Sean was smart, strong, resilient at his core. She hadn’t known him back in his Chicago days, but she couldn’t believe his foundation had changed.
“Ivy, here in Portland, people know me as the easy-going, relaxed dude, who doesn’t let much phase him. I might be a hard-ass in the gym, but outside, I’m everyone’s friend. Mr. Nice Guy. But back when I was younger, that wasn’t me.”
Silence begged the question. “Who were you?”
“I was dark and quiet. Hopeless.
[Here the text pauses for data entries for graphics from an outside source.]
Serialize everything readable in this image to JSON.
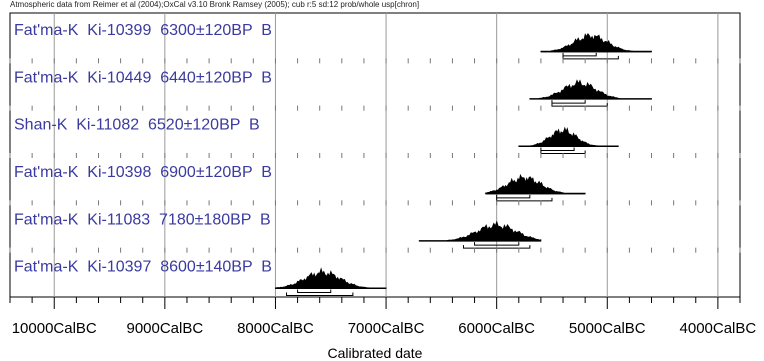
{
  "chart_data": {
    "type": "multiple-plot",
    "header": "Atmospheric data from Reimer et al (2004);OxCal v3.10 Bronk Ramsey (2005); cub r:5 sd:12 prob/whole usp[chron]",
    "xlabel": "Calibrated date",
    "x_ticks": [
      "10000CalBC",
      "9000CalBC",
      "8000CalBC",
      "7000CalBC",
      "6000CalBC",
      "5000CalBC",
      "4000CalBC"
    ],
    "x_tick_values": [
      -10000,
      -9000,
      -8000,
      -7000,
      -6000,
      -5000,
      -4000
    ],
    "x_range": [
      -10400,
      -3800
    ],
    "grid": true,
    "label_color": "#3a3aa0",
    "series": [
      {
        "label": "Fat'ma-K  Ki-10399  6300±120BP  B",
        "range_start": -5600,
        "range_end": -4600,
        "peak_start": -5400,
        "peak_end": -4900,
        "sigma1": [
          -5400,
          -5100
        ],
        "sigma2": [
          -5400,
          -4900
        ]
      },
      {
        "label": "Fat'ma-K  Ki-10449  6440±120BP  B",
        "range_start": -5700,
        "range_end": -4600,
        "peak_start": -5500,
        "peak_end": -5000,
        "sigma1": [
          -5500,
          -5200
        ],
        "sigma2": [
          -5500,
          -5000
        ]
      },
      {
        "label": "Shan-K  Ki-11082  6520±120BP  B",
        "range_start": -5800,
        "range_end": -4900,
        "peak_start": -5600,
        "peak_end": -5200,
        "sigma1": [
          -5600,
          -5300
        ],
        "sigma2": [
          -5600,
          -5200
        ]
      },
      {
        "label": "Fat'ma-K  Ki-10398  6900±120BP  B",
        "range_start": -6100,
        "range_end": -5200,
        "peak_start": -6000,
        "peak_end": -5500,
        "sigma1": [
          -6000,
          -5700
        ],
        "sigma2": [
          -6000,
          -5500
        ]
      },
      {
        "label": "Fat'ma-K  Ki-11083  7180±180BP  B",
        "range_start": -6700,
        "range_end": -5600,
        "peak_start": -6300,
        "peak_end": -5700,
        "sigma1": [
          -6200,
          -5800
        ],
        "sigma2": [
          -6300,
          -5700
        ]
      },
      {
        "label": "Fat'ma-K  Ki-10397  8600±140BP  B",
        "range_start": -8000,
        "range_end": -7000,
        "peak_start": -7850,
        "peak_end": -7300,
        "sigma1": [
          -7800,
          -7500
        ],
        "sigma2": [
          -7900,
          -7300
        ]
      }
    ]
  }
}
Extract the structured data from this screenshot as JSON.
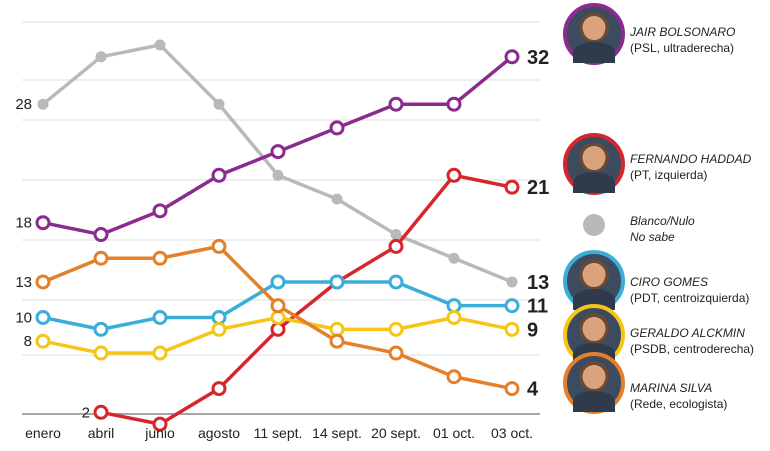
{
  "chart_data": {
    "type": "line",
    "categories": [
      "enero",
      "abril",
      "junio",
      "agosto",
      "11 sept.",
      "14 sept.",
      "20 sept.",
      "01 oct.",
      "03 oct."
    ],
    "ylim": [
      0,
      35
    ],
    "grid": true,
    "series": [
      {
        "name": "Blanco/Nulo No sabe",
        "color": "#b9b9b9",
        "values": [
          28,
          32,
          33,
          28,
          22,
          20,
          17,
          15,
          13
        ],
        "start_label": "28",
        "end_label": "13",
        "hollow": false
      },
      {
        "name": "JAIR BOLSONARO",
        "color": "#8b2a8f",
        "values": [
          18,
          17,
          19,
          22,
          24,
          26,
          28,
          28,
          32
        ],
        "start_label": "18",
        "end_label": "32",
        "hollow": true
      },
      {
        "name": "FERNANDO HADDAD",
        "color": "#d7262b",
        "values": [
          null,
          2,
          1,
          4,
          9,
          13,
          16,
          22,
          21
        ],
        "start_label": "2",
        "end_label": "21",
        "hollow": true
      },
      {
        "name": "CIRO GOMES",
        "color": "#3aaed8",
        "values": [
          10,
          9,
          10,
          10,
          13,
          13,
          13,
          11,
          11
        ],
        "start_label": "10",
        "end_label": "11",
        "hollow": true
      },
      {
        "name": "GERALDO ALCKMIN",
        "color": "#f5c518",
        "values": [
          8,
          7,
          7,
          9,
          10,
          9,
          9,
          10,
          9
        ],
        "start_label": "8",
        "end_label": "9",
        "hollow": true
      },
      {
        "name": "MARINA SILVA",
        "color": "#e47f2a",
        "values": [
          13,
          15,
          15,
          16,
          11,
          8,
          7,
          5,
          4
        ],
        "start_label": "13",
        "end_label": "4",
        "hollow": true
      }
    ]
  },
  "legend": {
    "bolsonaro": {
      "name": "JAIR BOLSONARO",
      "party": "(PSL, ultraderecha)",
      "color": "#8b2a8f"
    },
    "haddad": {
      "name": "FERNANDO HADDAD",
      "party": "(PT, izquierda)",
      "color": "#d7262b"
    },
    "blanco": {
      "line1": "Blanco/Nulo",
      "line2": "No sabe",
      "color": "#b9b9b9"
    },
    "ciro": {
      "name": "CIRO GOMES",
      "party": "(PDT, centroizquierda)",
      "color": "#3aaed8"
    },
    "alckmin": {
      "name": "GERALDO ALCKMIN",
      "party": "(PSDB, centroderecha)",
      "color": "#f5c518"
    },
    "marina": {
      "name": "MARINA SILVA",
      "party": "(Rede, ecologista)",
      "color": "#e47f2a"
    }
  }
}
I saw no way out, even though my parents always told me I was smart enough for college, that I would make something of myself. I still felt trapped. There was nothing to look forward to in that life. No joy, if that makes sense. And everyone kept dying. Fuck, it was awful. Knowing that you were going to be all alone. I was a moody bastard because of it.”
A few weeks ago, Ivy would have been surprised by that description of him. Moody and sullen weren’t aspects of his personality she’d ever seen before. But over the last few weeks, she’d seen it all. She’d seen it after she’d propositioned him and he’d said no. When she went out with another man. When their friendship had been tested like it never had before. Hopelessness. Moodiness. Frustration.
Was that the trigger? When he couldn’t see the way forward? When he thought he was losing the people he cared about?
Slowly, the man that was truly Sean Thompson started to take shape in her mind.
“I came here and pretended to be a whole new person. I created a whole new persona and left all of that shit behind. My parents dying, my brother rotting in a jail cell. I left it like it had never existed, and I started fresh. Happy. Optimistic. The trainer who motivated people to do better and be better, and I became the image I was selling. Truly, I became it. It’s not fake, Ivy. I am happy here. I found everything I could ever need right here.”